Figure 2.

Optimal mRNA-LNPs induce qualitative T cell responses and strong antitumor efficacy

(A) Mice were immunized with optimal LNPs encapsulating 5 μg of E7 and 5 μg of TriMix mRNA at days 0, 7, 14, and 50. Blood CD8 E7-specific T cell responses were determined at days 5, 20, 49, and 55. (B and C) Differential expression of KLRG1 and CD127 on blood E7-specific (+) and non-specific (−) CD8 T cells at day 49 and day 55. Representative contour plots (B, day 49) and quantification (C, mean ± SD [n = 4]) of KLRG1 and CD127 expression are shown. (D) IFN-γ levels in serum were measured 6 h after each immunization (n = 4–6). (E and F) IFN-γ and TNF-α expression by splenic CD8 T cells after three immunizations with TBS or mRNA-LNPs (weekly intervals, 10 μg of E7-TriMix).
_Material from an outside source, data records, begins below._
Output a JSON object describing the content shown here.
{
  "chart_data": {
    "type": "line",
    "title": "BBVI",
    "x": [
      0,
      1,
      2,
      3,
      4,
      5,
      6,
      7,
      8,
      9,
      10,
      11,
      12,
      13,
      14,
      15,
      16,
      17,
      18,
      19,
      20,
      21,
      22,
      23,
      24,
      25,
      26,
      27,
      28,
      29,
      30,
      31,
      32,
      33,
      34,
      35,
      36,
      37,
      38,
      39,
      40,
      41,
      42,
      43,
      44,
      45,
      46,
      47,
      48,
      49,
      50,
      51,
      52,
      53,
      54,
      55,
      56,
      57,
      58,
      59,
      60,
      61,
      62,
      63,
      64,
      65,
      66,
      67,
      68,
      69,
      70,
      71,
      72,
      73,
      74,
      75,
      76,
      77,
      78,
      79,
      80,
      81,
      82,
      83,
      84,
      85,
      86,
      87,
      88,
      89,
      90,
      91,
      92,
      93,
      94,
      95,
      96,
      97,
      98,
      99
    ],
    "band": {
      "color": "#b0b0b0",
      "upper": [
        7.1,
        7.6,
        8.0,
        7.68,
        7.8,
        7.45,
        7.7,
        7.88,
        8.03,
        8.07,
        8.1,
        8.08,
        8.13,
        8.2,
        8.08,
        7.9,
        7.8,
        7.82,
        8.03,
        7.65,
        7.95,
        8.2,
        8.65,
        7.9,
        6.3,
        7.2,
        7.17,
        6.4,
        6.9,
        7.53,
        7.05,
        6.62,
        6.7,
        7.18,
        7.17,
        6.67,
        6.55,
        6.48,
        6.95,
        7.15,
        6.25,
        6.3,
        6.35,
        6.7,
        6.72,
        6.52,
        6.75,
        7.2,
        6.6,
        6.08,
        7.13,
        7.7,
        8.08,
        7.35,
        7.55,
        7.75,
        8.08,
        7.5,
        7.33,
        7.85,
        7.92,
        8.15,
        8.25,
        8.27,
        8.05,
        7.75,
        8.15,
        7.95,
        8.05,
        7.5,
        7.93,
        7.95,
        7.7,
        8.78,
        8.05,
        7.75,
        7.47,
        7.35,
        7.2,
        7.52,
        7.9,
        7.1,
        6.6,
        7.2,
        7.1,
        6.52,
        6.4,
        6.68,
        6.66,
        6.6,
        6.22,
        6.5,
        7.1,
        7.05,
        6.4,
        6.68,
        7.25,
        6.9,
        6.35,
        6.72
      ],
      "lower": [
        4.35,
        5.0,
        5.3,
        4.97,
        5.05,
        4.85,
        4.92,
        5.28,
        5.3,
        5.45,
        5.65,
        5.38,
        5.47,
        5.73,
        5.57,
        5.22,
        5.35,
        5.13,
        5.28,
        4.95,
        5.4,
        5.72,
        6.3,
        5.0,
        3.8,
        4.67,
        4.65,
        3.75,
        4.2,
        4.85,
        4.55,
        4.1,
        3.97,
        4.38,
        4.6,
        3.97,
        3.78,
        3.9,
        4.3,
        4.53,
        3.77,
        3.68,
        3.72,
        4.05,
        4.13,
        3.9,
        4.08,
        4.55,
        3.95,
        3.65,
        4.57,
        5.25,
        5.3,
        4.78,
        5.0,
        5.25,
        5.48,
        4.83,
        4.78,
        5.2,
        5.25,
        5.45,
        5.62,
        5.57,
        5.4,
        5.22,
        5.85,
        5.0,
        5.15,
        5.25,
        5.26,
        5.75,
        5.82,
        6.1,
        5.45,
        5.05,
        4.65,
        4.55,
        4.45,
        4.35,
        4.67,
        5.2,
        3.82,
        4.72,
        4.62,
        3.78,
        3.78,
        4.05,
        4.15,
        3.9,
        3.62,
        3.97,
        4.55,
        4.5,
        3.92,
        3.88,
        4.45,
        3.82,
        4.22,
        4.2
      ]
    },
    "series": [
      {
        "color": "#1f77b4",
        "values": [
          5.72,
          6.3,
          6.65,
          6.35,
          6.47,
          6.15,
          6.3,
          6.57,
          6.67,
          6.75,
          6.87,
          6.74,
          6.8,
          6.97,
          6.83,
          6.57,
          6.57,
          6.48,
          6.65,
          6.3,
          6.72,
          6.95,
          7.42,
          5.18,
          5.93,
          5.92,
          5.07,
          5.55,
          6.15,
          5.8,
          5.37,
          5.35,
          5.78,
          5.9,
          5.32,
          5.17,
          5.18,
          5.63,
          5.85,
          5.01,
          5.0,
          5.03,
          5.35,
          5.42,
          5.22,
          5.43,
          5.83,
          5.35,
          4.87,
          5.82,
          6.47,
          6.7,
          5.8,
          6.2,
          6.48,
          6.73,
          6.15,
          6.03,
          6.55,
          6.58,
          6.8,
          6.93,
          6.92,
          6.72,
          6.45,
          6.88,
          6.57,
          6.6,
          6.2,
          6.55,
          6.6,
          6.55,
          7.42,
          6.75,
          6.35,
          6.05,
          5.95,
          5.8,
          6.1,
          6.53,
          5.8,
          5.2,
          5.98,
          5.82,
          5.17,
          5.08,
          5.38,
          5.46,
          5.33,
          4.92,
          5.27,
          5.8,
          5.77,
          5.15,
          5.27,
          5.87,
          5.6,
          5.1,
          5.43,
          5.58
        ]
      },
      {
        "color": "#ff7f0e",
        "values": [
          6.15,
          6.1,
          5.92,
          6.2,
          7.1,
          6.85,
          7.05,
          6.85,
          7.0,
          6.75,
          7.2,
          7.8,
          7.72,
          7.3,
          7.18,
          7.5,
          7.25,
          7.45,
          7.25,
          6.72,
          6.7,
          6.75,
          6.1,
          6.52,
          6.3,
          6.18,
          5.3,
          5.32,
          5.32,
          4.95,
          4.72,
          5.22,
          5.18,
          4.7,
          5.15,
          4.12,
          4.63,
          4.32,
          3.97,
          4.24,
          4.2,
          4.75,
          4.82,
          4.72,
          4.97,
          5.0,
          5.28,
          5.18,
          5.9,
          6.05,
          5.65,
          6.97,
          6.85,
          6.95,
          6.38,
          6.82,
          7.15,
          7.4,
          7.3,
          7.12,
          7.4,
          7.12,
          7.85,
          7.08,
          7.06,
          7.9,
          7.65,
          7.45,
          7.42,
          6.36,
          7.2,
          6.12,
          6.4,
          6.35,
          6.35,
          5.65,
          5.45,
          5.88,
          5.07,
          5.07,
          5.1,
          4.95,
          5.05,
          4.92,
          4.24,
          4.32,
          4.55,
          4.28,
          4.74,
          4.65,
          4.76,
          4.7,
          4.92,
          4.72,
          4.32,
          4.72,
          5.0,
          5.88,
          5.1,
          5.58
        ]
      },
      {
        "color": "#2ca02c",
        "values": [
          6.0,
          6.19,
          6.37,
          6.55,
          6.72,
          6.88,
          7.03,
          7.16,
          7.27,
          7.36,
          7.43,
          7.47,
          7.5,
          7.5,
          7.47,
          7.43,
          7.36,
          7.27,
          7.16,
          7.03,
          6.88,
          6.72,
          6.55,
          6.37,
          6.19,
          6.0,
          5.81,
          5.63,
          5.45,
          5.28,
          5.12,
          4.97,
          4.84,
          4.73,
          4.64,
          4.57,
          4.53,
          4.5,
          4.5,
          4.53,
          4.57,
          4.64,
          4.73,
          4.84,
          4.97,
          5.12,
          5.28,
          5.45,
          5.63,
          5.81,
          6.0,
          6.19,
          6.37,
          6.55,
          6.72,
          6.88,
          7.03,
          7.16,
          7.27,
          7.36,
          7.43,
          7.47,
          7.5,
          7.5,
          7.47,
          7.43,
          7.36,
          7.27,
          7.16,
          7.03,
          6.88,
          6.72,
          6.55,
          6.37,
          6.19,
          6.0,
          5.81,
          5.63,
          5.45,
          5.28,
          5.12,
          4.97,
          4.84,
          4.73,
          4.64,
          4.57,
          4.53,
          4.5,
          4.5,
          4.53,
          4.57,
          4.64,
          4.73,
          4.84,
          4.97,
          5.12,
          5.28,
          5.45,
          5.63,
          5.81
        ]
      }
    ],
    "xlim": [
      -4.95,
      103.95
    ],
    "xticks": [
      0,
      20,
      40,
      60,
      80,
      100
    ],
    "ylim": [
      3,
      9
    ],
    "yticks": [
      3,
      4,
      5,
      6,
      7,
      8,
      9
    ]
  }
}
Representative contour plots (E) and quantification (F: mean ± SD [n = 3 for TBS, n = 5 for LNPs]) is shown. (G) When TC-1 tumors reached a mean volume of 52 mm³, mice were injected i.v. with 5 μg of E7-TriMix mRNA-LNPs (weekly intervals). (H) TC-1 growth curves in mice. Data are shown as mean ± SEM (n = 6–7). (I) Kaplan-Meier survival curves of TC-1-bearing mice. (J and K) Representative contour plots (J) and graph (K, mean ± SD [n = 4] with individual data points shown in red) quantifying the infiltration of CD8 T cells in TC-1 tumors. (L) E7 specificity of CD8 TILs in TC-1 tumors. Data are shown as mean ± SD with individual data points in red (n = 4). Statistical differences were assessed using a Mantel-Cox log-rank test with Bonferroni multiple testing correction (I), one-way ANOVA with Tukey post hoc test (J), or two-way Student’s t test (L).∗∗p < 0.01, ∗∗∗p < 0.001; ns, not significant.